In my opinion, however, what Walmart does crosses the line. It is essentially copying everything about Johnson & Johnson’s baby shampoo, and then working to confuse the consumer by showing the products as identical. Johnson & Johnson created the category of baby shampoos. The company’s research led it to the golden color, and its testing and design work led to a tear-shaped bottle in order to echo the theme of “no more tears.” This product and package design has been in place for more than three decades. It is iconic and indisputably linked to its baby shampoo.

Walmart not only hires a contract manufacturer to white label a similar formula, but it also rips off the packaging ostensibly for the express purpose of fooling the consumer into buying its fake version. This is a rip-off of a vendor partner. To me, it violates the spirit and trust of the partnership. Johnson & Johnson enjoys and needs the benefits of the massive sales Walmart provides, but it’s at a power disadvantage and cannot prevent (or chooses not to try) the theft of its product identity. The fact is, Johnson & Johnson is largely to blame. The company is not a true victim; it chooses to stay silent about Walmart’s abuse and lets it continue, thereby binding other vendors and itself to continual incursions from the retailing giant.

The Golden Rule

In my own experience, and that of my “agency friends,” we often find ourselves at the short end of the fair-dealing stick when it comes to working with enterprise companies. In fact, I once had Home Depot tell me, in the middle of a contract year, that it was mandatory for me to rebate the company 2 percent of any invoice in which it paid within 30 days. All vendors got the same notice. What’s an agency to do? I gave up the 2 percent anytime the company paid early.

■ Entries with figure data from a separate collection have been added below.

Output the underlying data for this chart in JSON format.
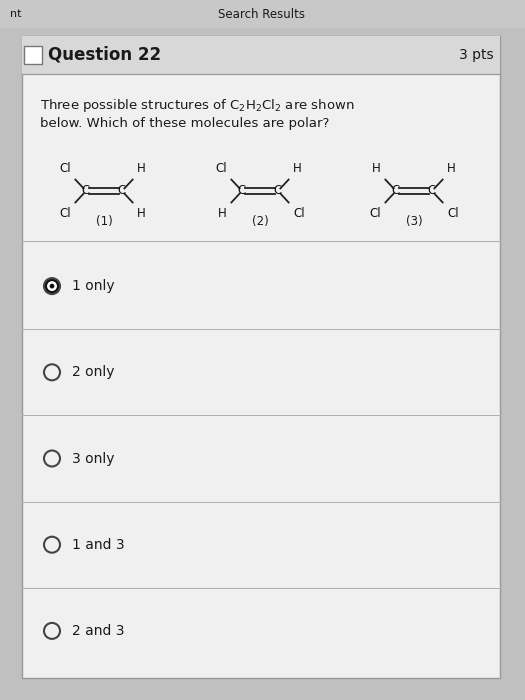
{
  "bg_color": "#c0c0c0",
  "card_bg": "#f0f0f0",
  "header_row_bg": "#d8d8d8",
  "title": "Question 22",
  "pts": "3 pts",
  "question_line1": "Three possible structures of C$_2$H$_2$Cl$_2$ are shown",
  "question_line2": "below. Which of these molecules are polar?",
  "mol_labels": [
    "(1)",
    "(2)",
    "(3)"
  ],
  "mol1": {
    "ul": "Cl",
    "ll": "Cl",
    "ur": "H",
    "lr": "H"
  },
  "mol2": {
    "ul": "Cl",
    "ll": "H",
    "ur": "H",
    "lr": "Cl"
  },
  "mol3": {
    "ul": "H",
    "ll": "Cl",
    "ur": "H",
    "lr": "Cl"
  },
  "options": [
    "1 only",
    "2 only",
    "3 only",
    "1 and 3",
    "2 and 3"
  ],
  "selected": 0,
  "header_top_left": "nt",
  "header_top_center": "Search Results",
  "text_color": "#1a1a1a",
  "line_color": "#b0b0b0",
  "card_border": "#999999",
  "top_bar_bg": "#c8c8c8"
}
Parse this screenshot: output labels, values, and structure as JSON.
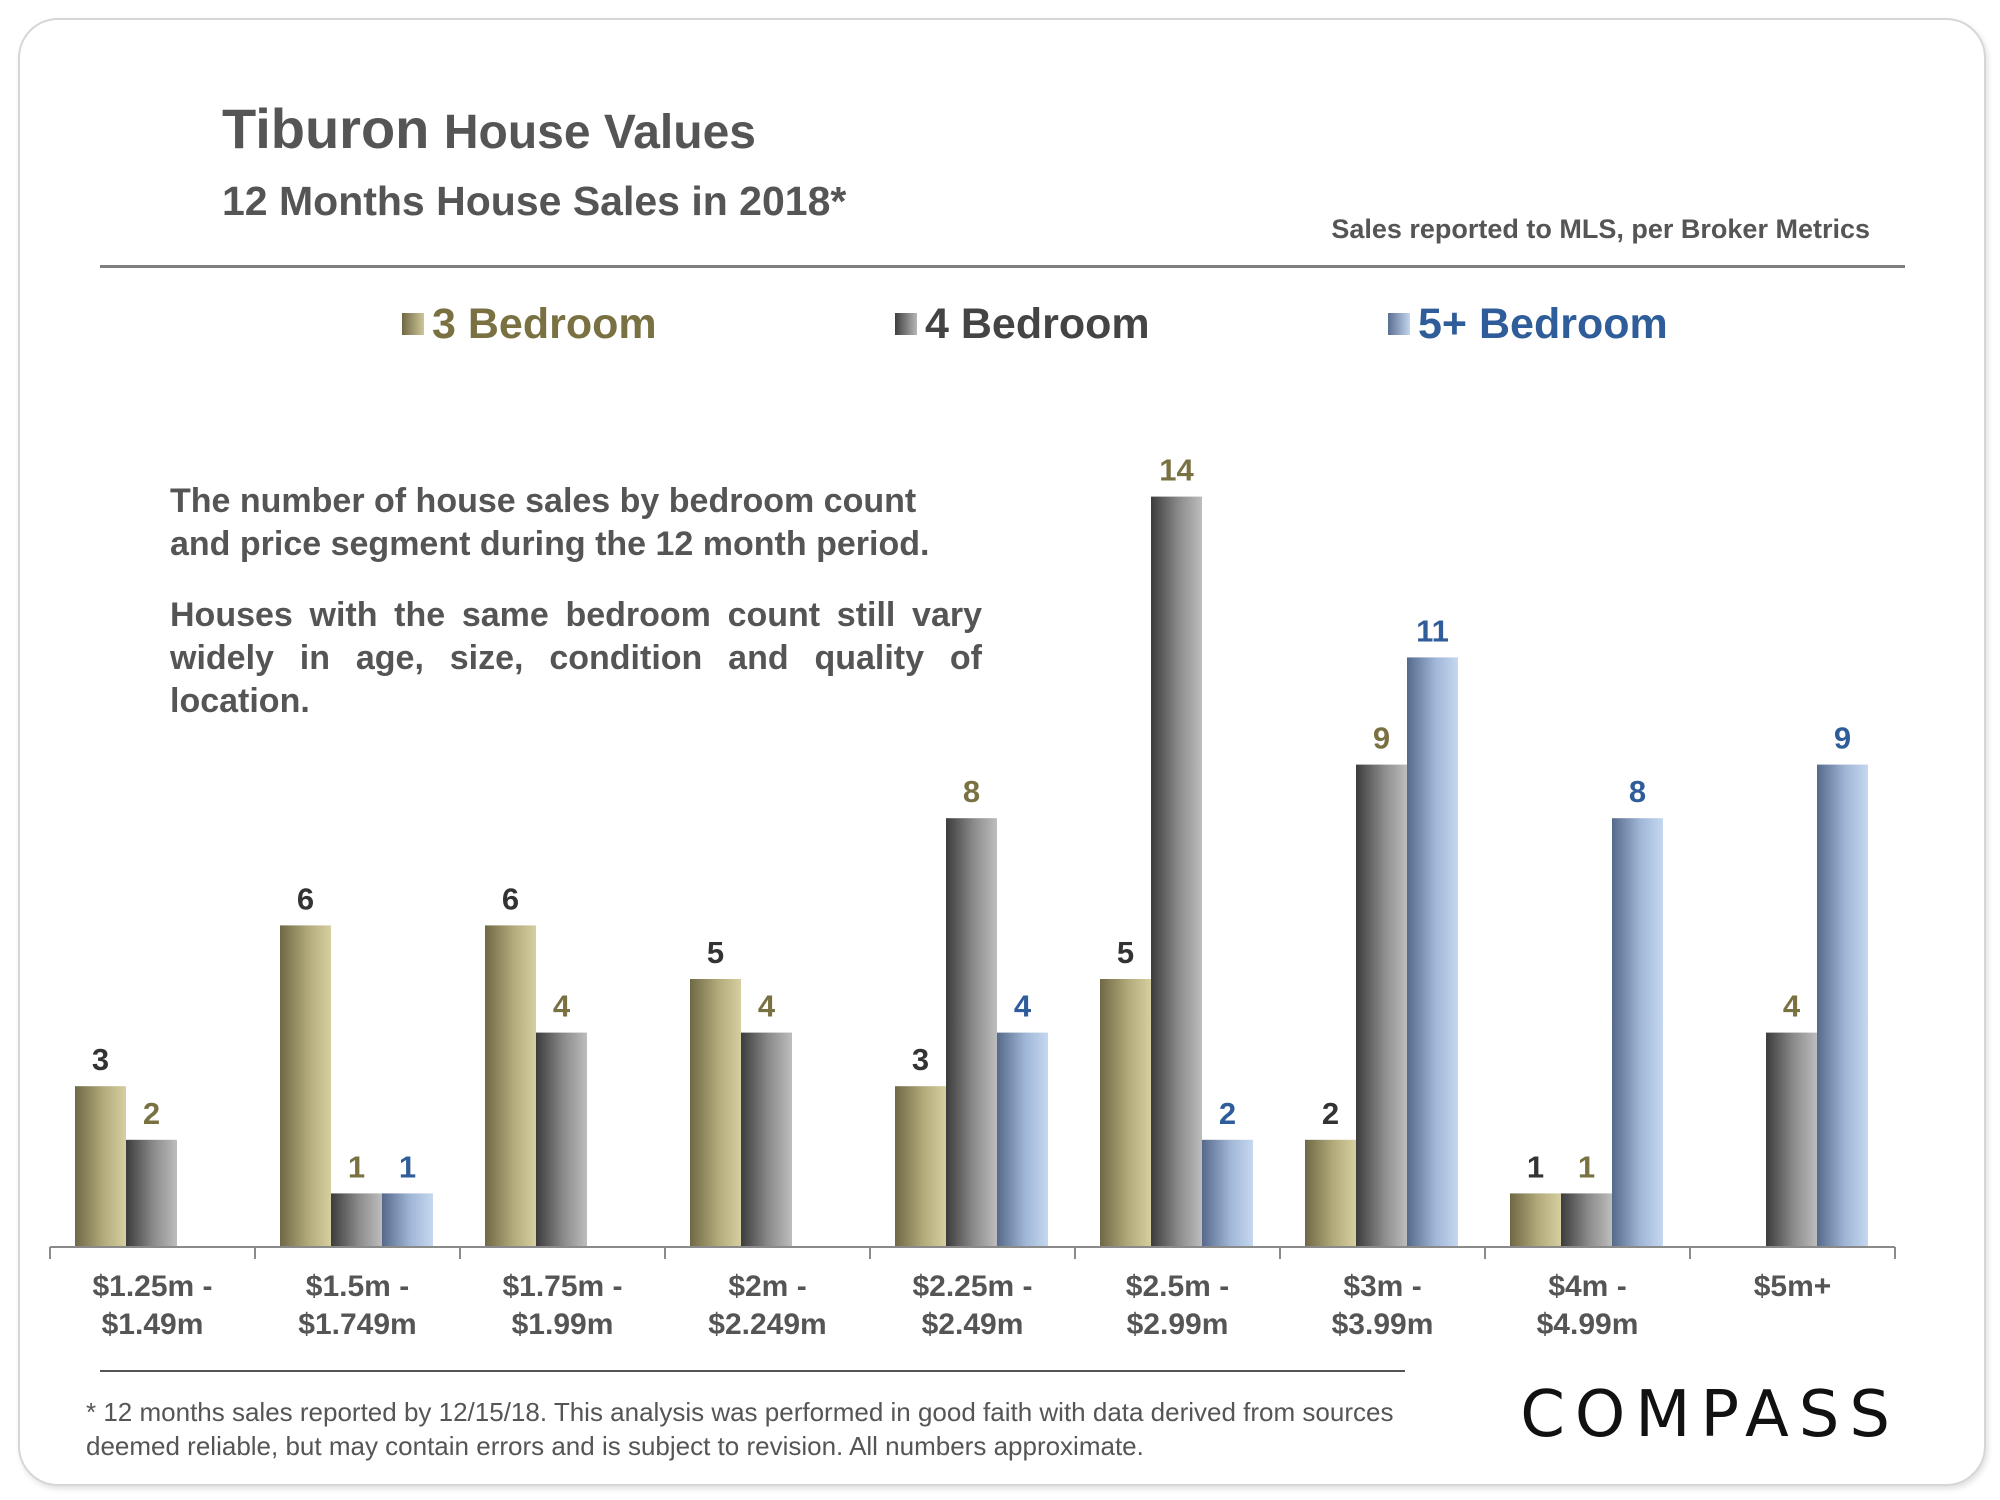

My friends at BKV Advertising have had clients try to stiff them on a media bill after switching agencies. It goes to show that contracts and former service just don’t matter. We have all had large clients ask us to provide ideas in request for proposals and “put skin in the game,” when in the end, the contract goes to the “preferred partner,” and the RFP work was just an exercise in the free and meaningless. Finally, how many of our clients honor their net 30 terms? The large ones frequently do not, and agencies get caught in a cash-flow squeeze.

I don’t look to cure every infraction. Many of the ills we suffer are by our own hand for not enforcing our contracts or standing our ground. Observing Walmart’s abuse of Johnson & Johnson gave me pause to consider that I aspire to run my business on my word and for the benefit of all customers and suppliers. The fact is, the better we treat our suppliers, the more likely they are to give us preferential terms and treatment. But if I discovered that a customer had taken my trademarks and tried to confuse the market with my packaging and methods, I’d surely do what I suggest to Johnson & Johnson — fire the customer.